@Home: Jamaican Proverbs To Help You Be A Good Neighbour


Are you moving into a new neighbourhood soon, or is someone coming to live in the house next to yours? Whichever it is, you’ll be getting new neighbours shortly. But how can you make an excellent first impression as the newbie or make your new neighbours feel at home when they move in? Here are some classic Jamaican sayings to help you be the best neighbour you can be:  

Kreeshie mannahs before yuh linen yellow – Make good manners a regular part of your life. 


Simply saying “Hello”, introducing yourself or offering help when appropriate are great ways to show respect for your neighbours. No one likes a grouchy next-door-neighbour, so don’t be one. Always make an effort to be courteous to your new community members. 


Wan han wash de oda – One good turn deserves another.


Be kind to your new neighbours. If you can offer them a welcome token or take the time to share a few minutes catching up with them, it can go a far way. You wouldn’t want them to be mean to you, so take the initiative to be generous too. You can do little things like telling them when the garbage truck or mailman comes and where the nearest shops are. You can even make an alert if you see anything suspicious at their home while they’re away. Ultimately, if there’s’ anything you’d want your neighbour to do for you, be sure to do it for them also. 

Yuh pit inna di sky, it fall inna yuh y’ye – Treat others as you want them to treat you.


If you’re throwing a barbecue, movie night or any other gathering, be sure to alert your neighbours in advance. We know you wouldn’t want loud music disturbing your beauty sleep or waking your newborn baby, so don’t do that to someone else. Encourage guests to park in spaces provided for them and not to block other people’s driveways or entrances. Also, be sure to pick up after your pets and teach your children to be considerate as well.  


Hag nyam wah im myne gi im fah – To each his own. 


Just as a pig eats whatever he desires to eat, so too our neighbours have the freedom to choose how they want to do things at their house. Be considerate of people’s choices as long as they are not disturbing others, in breach of community agreements or illegal. So, if Mr Brown likes to paint his home an unusual colour, don’t be quick to scold him if it’s not against community policies or a restrictive covenant. Or if Sandy from two lots down likes to have her pets play in HER yard, and they aren’t disturbing others or wreaking havoc, then don’t be the troublesome neighbour who makes a report. Allow people to do what makes them happy. 

Wan finga cyaan kill louse – Cooperation is necessary for projects involving more than one person. 


One household can’t care for your entire neighbourhood. In other words, get involved. Don’t just ‘exist’ in your community; do things with other neighbours. If there’s a community watch programme, find out how you can get involved through volunteering, making a contribution or offering suggestions. Also, support the care of shared spaces by volunteering every once in a while or by paying HOA/Strata fees on time. These little extra steps can help make living in your new place that much more enjoyable. When you get involved in the community, you are usually more inclined to celebrate it and take pride in its upkeep and security. 

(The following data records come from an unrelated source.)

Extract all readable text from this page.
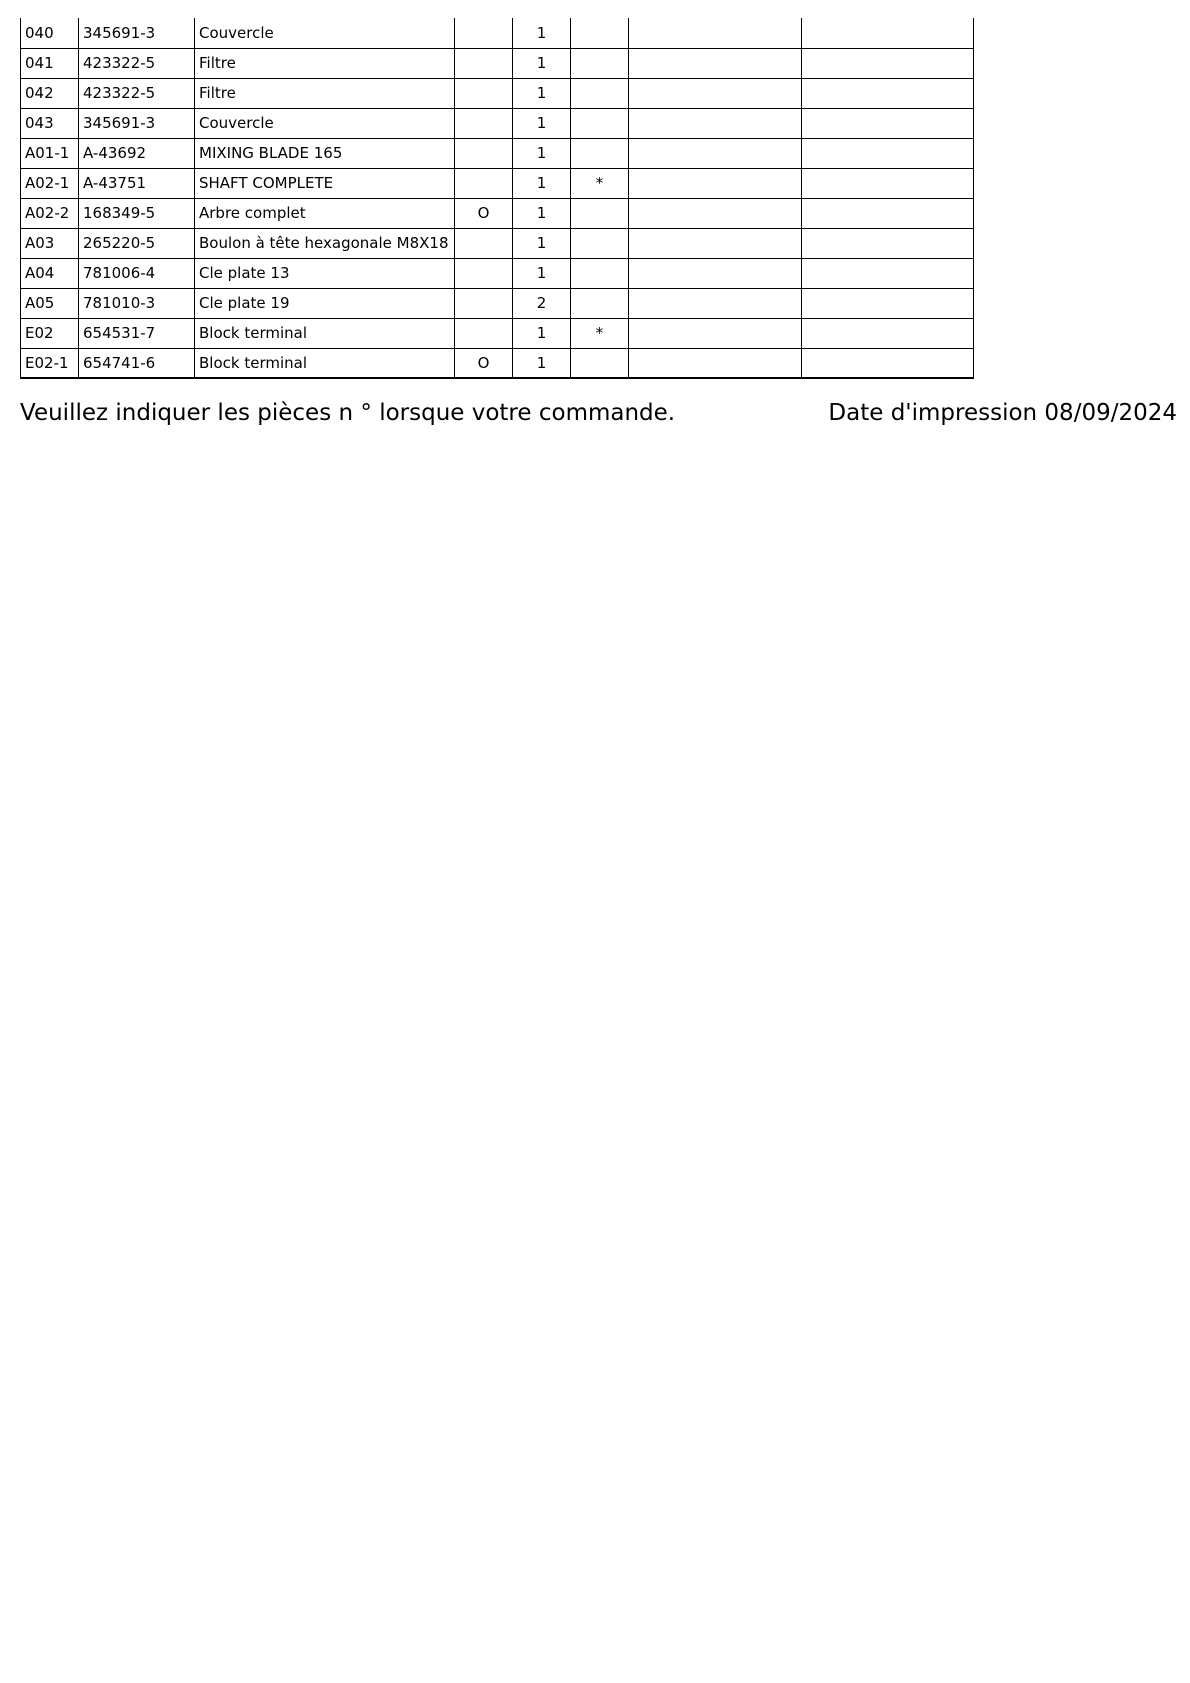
040	345691-3	Couvercle		1			
041	423322-5	Filtre		1			
042	423322-5	Filtre		1			
043	345691-3	Couvercle		1			
A01-1	A-43692	MIXING BLADE 165		1			
A02-1	A-43751	SHAFT COMPLETE		1	*		
A02-2	168349-5	Arbre complet	O	1			
A03	265220-5	Boulon à tête hexagonale M8X18		1			
A04	781006-4	Cle plate 13		1			
A05	781010-3	Cle plate 19		2			
E02	654531-7	Block terminal		1	*		
E02-1	654741-6	Block terminal	O	1			
Veuillez indiquer les pièces n ° lorsque votre commande.	Date d'impression 08/09/2024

Rain neber fall a’ wan man door – When it rains it rains on all. 


Don’t be selfish with important information. In the end, what affects your home and family could very well affect your neighbour’s too. So if you received news of a scheduled mosquito fogging coming up, a broken pipe/light-post in the area or recent break-in near-by, it’s important to let your neighbour know so that they can be aware and alert also.

If yuh get yuh han inna debil mout tek eeh out – Act cautiously in getting out of difficult situations


Okay, let’s say your little party went on a little longer than you promised and your music was a lot louder than it should have been, don’t be quick to take offence when others point it out. Remember, as much as you want your neighbours to respect you; you have to respect them as well. So, if there is a complaint, stay calm and address the problem in a mature way. Don’t just start burning leaves and fanning the smoke next-door, offer to talk about the situation to resolve matters. This principle also applies to complaints about parking etiquette, pet mess/trouble, or other disturbances. 


Remember ‘a nuh wan day monkey waan wife’, so always think about the future. You want to enjoy living in your new community, while being comfortable and polite, so look for ways to be a good neighbour now, so you’ll enjoy your neighbourhood for the future.